Overdub is currently only available in English.
Creating your custom Overdub voice
Requirements
You will need:
- At least 10 minutes of recorded speech; we recommend 30 to 180 minutes for high-quality results.
- A Voice ID — this is the consent statement of the person whose voice is being submitted for training (i.e., you). The Voice ID will be recorded when you submit the voice for training; or you can add it to the beginning of your training session.
Creating a Voice from the Drive View
- Select the Voices tab on the left side of the Drive View.
- From the Overdub voices window, select + Create new voice.
- Name the voice and click Confirm.
- Add at least 10 minutes of sample audio to the training session's composition by:
- Uploading an existing recording — drag and drop a file from your computer onto the Script Editor to add it to your composition.
- Recording — record directly into Descript to provide an audio sample. Here’s a sample script you can use if you don’t have reference material.
- Copy and paste the script content from an existing Descript project into your training session.
- Once you have added your training audio, click Submit training data in the top right corner of the editor.
-
Record your Voice ID — press record and read the consent statement.
You will want the sample audio and Voice ID to be similar in quality. If the two differ significantly, your Overdub submission may be rejected.
-
Stop the recording and click Submit.
Your Overdub voice has now been submitted for training; we’ll notify you at the email associated with your Descript account once the voice is ready. Training can take up to 24 hours.

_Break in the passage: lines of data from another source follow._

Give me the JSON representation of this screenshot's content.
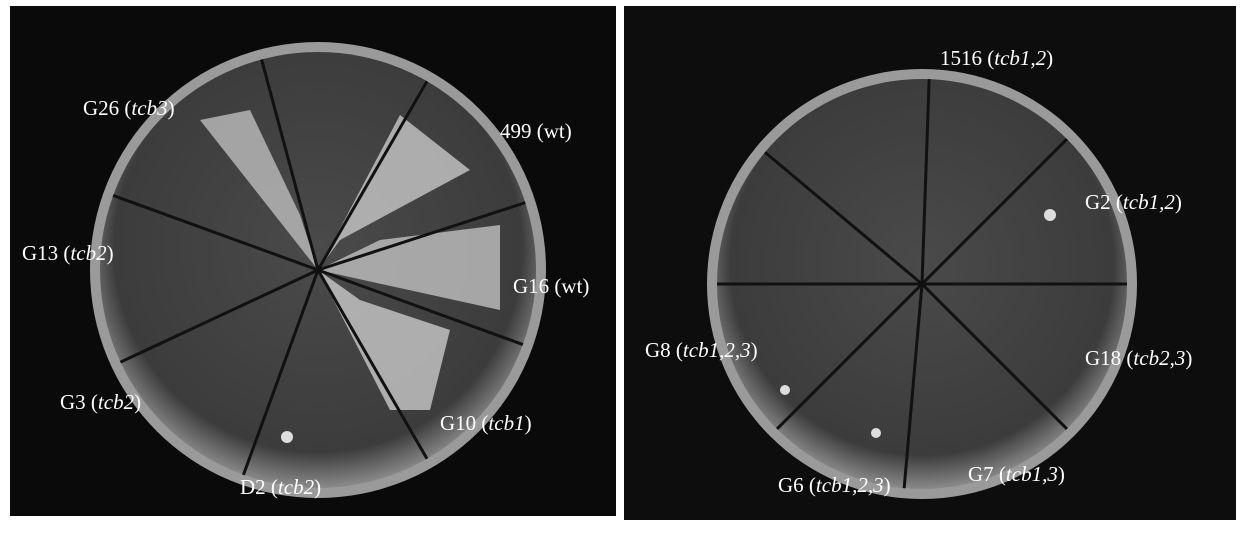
{
  "plates": [
    {
      "labels": [
        {
          "parts": [
            "G26 (",
            "tcb3",
            ")"
          ]
        },
        {
          "parts": [
            "499 (wt)"
          ]
        },
        {
          "parts": [
            "G13 (",
            "tcb2",
            ")"
          ]
        },
        {
          "parts": [
            "G16 (wt)"
          ]
        },
        {
          "parts": [
            "G3 (",
            "tcb2",
            ")"
          ]
        },
        {
          "parts": [
            "G10 (",
            "tcb1",
            ")"
          ]
        },
        {
          "parts": [
            "D2 (",
            "tcb2",
            ")"
          ]
        }
      ]
    },
    {
      "labels": [
        {
          "parts": [
            "1516 (",
            "tcb1,2",
            ")"
          ]
        },
        {
          "parts": [
            "G2 (",
            "tcb1,2",
            ")"
          ]
        },
        {
          "parts": [
            "G8 (",
            "tcb1,2,3",
            ")"
          ]
        },
        {
          "parts": [
            "G18 (",
            "tcb2,3",
            ")"
          ]
        },
        {
          "parts": [
            "G6 (",
            "tcb1,2,3",
            ")"
          ]
        },
        {
          "parts": [
            "G7 (",
            "tcb1,3",
            ")"
          ]
        }
      ]
    }
  ]
}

Creating a voice from an existing Descript project
- Open a project and find a composition with at least 10 minutes of sample audio of your voice.
- Click on the speaker label, scroll to the bottom of the list, and select New voice.

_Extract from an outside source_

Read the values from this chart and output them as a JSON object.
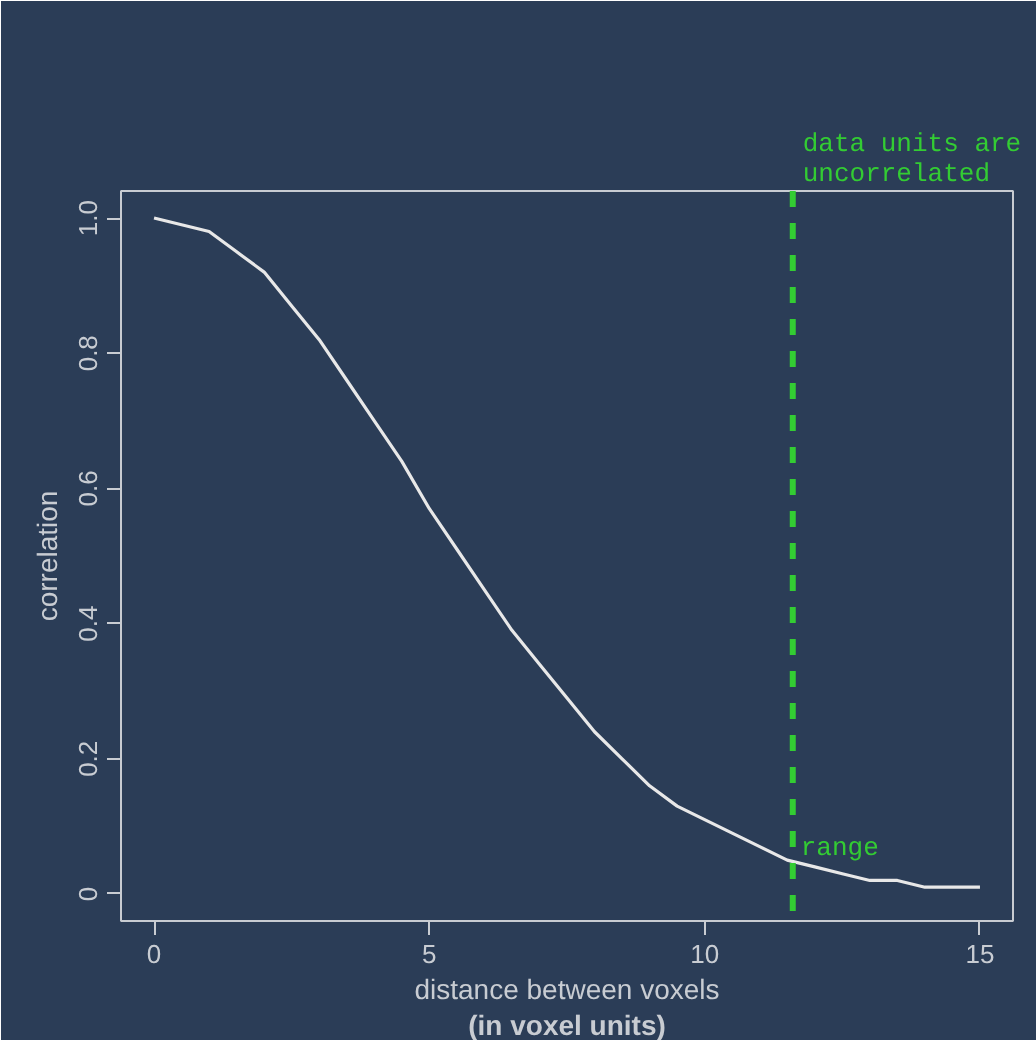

- Name the Overdub voice and select Next.
- Select the input device from the dropdown menu.
- Press the red Record button and read the consent statement.
You will want the sample audio and Voice ID to be similar in quality. If the two differ significantly, your Overdub submission may be rejected.
- Stop the recording and click Submit.
Your Overdub voice has now been submitted for training; we’ll notify you at the email associated with your Descript account once the voice is ready. Training can take up to 24 hours.
Tips for getting a high-quality voice
- Consistency — by far the best way to make your Overdub voice as realistic as possible, and to ensure it blends as closely as possible with the audio in your content, is to use training audio that matches as closely as possible with the audio in the content you’ll be editing.
For best results, import audio from past recording sessions or copy-paste from your existing Descript projects. Keep in mind that there is no limit to the number of Overdub voices you can create. You can always create multiple versions of a voice for different contexts (e.g., outdoor, in-studio) and emotional states (e.g., excited, depressed).
- Quality — high-quality source audio leads to more realistic Overdub voices. For example, using an external mic and recording in a quiet room will produce a higher quality Overdub voice than using a laptop microphone in a loud coffee shop.
- Quantity — we can create an Overdub voice with as little as 10 minutes of sample audio, but we recommend submitting at least 30 minutes. Please see our reference guide for more information. Remember, you can always add recorded or new audio to a training session and resubmit it for training.
- If you are uploading multiple recordings to your training session, make sure that the audio quality and conditions — your mic, the amount of background noise, and the way you speak — are similar between the uploaded files.